Las ciudades gallegas y la Xunta siguen descuidando su proyección exterior

El Parlamento de Galicia ha iniciado la tramitación de una Ley reguladora de la Acción Exterior de la comunidad, proyecto de la Xunta rechazado por la oposición. Lo cierto es que durante los últimos doce años el Gobierno autonómico ha mostrado total desinterés en promover la presencia de la comunidad en los foros internacionales. Un repliegue que se acompaña de un parecido desinterés por parte de las ciudades gallegas.
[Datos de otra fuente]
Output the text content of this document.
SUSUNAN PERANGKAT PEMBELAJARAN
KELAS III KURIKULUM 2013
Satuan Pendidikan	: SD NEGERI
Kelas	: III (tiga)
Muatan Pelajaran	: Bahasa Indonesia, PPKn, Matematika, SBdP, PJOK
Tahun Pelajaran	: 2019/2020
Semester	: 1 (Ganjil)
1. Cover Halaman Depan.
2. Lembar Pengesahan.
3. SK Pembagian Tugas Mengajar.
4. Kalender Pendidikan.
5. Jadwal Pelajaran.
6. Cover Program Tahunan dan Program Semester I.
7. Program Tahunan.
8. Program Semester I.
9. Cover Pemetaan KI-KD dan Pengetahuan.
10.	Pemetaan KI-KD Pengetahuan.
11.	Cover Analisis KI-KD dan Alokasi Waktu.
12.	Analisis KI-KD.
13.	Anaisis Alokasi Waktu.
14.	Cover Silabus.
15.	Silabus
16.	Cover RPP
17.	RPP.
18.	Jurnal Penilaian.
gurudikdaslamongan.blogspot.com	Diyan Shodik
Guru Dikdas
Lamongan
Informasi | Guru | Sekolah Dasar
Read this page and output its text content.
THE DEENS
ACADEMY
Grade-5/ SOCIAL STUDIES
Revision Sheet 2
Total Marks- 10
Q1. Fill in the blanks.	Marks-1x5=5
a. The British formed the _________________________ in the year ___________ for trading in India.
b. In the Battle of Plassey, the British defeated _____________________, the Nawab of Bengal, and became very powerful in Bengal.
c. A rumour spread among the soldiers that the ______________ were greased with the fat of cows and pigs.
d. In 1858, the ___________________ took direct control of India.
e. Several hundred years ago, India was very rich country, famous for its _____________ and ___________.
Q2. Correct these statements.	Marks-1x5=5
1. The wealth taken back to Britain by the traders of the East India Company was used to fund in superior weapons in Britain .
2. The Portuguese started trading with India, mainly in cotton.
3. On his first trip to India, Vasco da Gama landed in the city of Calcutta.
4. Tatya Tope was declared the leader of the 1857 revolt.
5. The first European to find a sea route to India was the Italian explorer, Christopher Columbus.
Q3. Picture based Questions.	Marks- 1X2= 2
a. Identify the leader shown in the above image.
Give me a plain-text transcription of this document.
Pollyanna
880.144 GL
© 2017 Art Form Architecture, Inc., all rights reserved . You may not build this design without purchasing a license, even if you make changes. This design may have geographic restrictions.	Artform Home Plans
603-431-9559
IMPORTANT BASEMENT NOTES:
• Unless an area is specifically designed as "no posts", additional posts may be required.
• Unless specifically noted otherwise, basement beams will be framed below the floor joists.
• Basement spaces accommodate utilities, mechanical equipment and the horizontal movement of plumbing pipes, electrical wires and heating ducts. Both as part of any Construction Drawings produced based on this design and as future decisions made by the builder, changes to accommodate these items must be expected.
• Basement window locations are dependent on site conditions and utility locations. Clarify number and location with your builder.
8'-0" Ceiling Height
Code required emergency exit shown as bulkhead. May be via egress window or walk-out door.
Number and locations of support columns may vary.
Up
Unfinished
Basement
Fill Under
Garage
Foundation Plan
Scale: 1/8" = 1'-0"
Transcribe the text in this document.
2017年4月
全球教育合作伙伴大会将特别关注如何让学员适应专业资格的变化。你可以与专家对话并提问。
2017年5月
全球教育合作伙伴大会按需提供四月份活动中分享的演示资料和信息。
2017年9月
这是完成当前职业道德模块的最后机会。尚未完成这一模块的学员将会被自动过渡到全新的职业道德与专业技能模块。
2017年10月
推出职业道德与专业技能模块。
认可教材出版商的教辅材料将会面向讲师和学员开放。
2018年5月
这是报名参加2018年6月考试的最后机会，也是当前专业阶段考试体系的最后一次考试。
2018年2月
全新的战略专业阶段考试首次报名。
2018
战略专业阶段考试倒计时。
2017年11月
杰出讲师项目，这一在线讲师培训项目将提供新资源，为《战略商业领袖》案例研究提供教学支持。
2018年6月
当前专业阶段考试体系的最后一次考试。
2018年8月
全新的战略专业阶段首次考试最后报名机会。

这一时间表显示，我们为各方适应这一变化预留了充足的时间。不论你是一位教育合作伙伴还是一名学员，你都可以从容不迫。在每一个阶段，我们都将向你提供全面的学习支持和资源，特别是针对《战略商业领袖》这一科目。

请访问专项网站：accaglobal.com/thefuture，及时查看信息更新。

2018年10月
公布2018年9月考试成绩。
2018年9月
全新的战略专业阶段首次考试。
Mientras ciudades como Bilbao, Málaga o Valencia muestran un dinamismo notable y se preocupan por sobresalir en los foros internacionales de ciudades, singularmente en la Unión Europea, las ciudades gallegas se encuentran, salvo en momentos singulares, ensimismadas en los estrechos límites de sus términos municipales. Ni siquiera desempeñan un papel relevante en la escena nacional, con la excepción de la presidencia de la Federación de Municipios que ostenta el Alcalde de Vigo.

Vista aérea de Vigo.

Vigo y su ría.

Tampoco otras instituciones oficiales se muestran interesadas. El porcentaje de alumnos extranjeros en las Universidades gallegas es muy bajo. La inversión de capital extranjero en Galicia es simbólica. De los aproximadamente 40 Festivales de Verano que se celebran anualmente en Galicia, sólo uno tiene repercusión internacional. Con la excepción del Camino de Santiago ningún circuito turístico se promociona a una escala reconocible. La fuerza innovadora de industrias singulares como Inditex o Citroën, no es replicada en sus ciudades, donde el diseño urbano o la innovación son menospreciados por los Ayuntamientos. El potencial creador de muchas Facultades y centros de investigación no está presente en las decisiones de las instituciones.

La crisis de 2008 frenó la incipiente proyección que habían desarrollado Santiago o A Coruña. Desde entonces sólo puntualmente iniciativas de una ciudad gallega trascienden el ámbito gallego. Así los reconocimientos externos escasean. Algún premio a  la peatonalización de Pontevedra, el reconocimiento al urbanismo de Santiago, poco más. Ni siquiera pensando en los fondos europeos de reconstrucción ha sido posible una alianza entre algunas de las ciudades gallegas. Predomina el localismo, expresión del individualismo tradicional.

La competitividad urbana es creciente. Las ciudades dinámicas tratan de posicionarse promoviendo una imagen o una marca, basada en buenas prácticas. Para lograrlo establecen relaciones con ciudades, instituciones y personas de otros países, promueven lobbys, compiten en la captación de eventos internacionales, atraen prescriptores y otros visitantes. Con el objetivo de lograr influencia, captar financiación o inversiones, promover tendencias o defender valores. Lo hacen a través de redes de ciudades o mediante alianzas organizadas alrededor de determinados objetivos, o bien compiten por premios y galardones.

La internacionalización se puede lograr en cualquier ámbito: en torno a la economía azul y la actividad portuaria, en torno a la cultura o los festivales, en torno a los eventos singulares,  sobre el medio ambiente o la movilidad sostenible. Lo esencial es el liderazgo político, que debe ser acompañado de otros actores líderes en la comunidad, como empresas, Cámaras de Comercio, Universidades y personalidades de las artes, del deporte o de la cultura. Mediante una estrategia compartida y suficientemente consensuada para que dure más allá del ciclo electoral. Y dotada de una estructura de apoyo formada por profesionales y especialistas.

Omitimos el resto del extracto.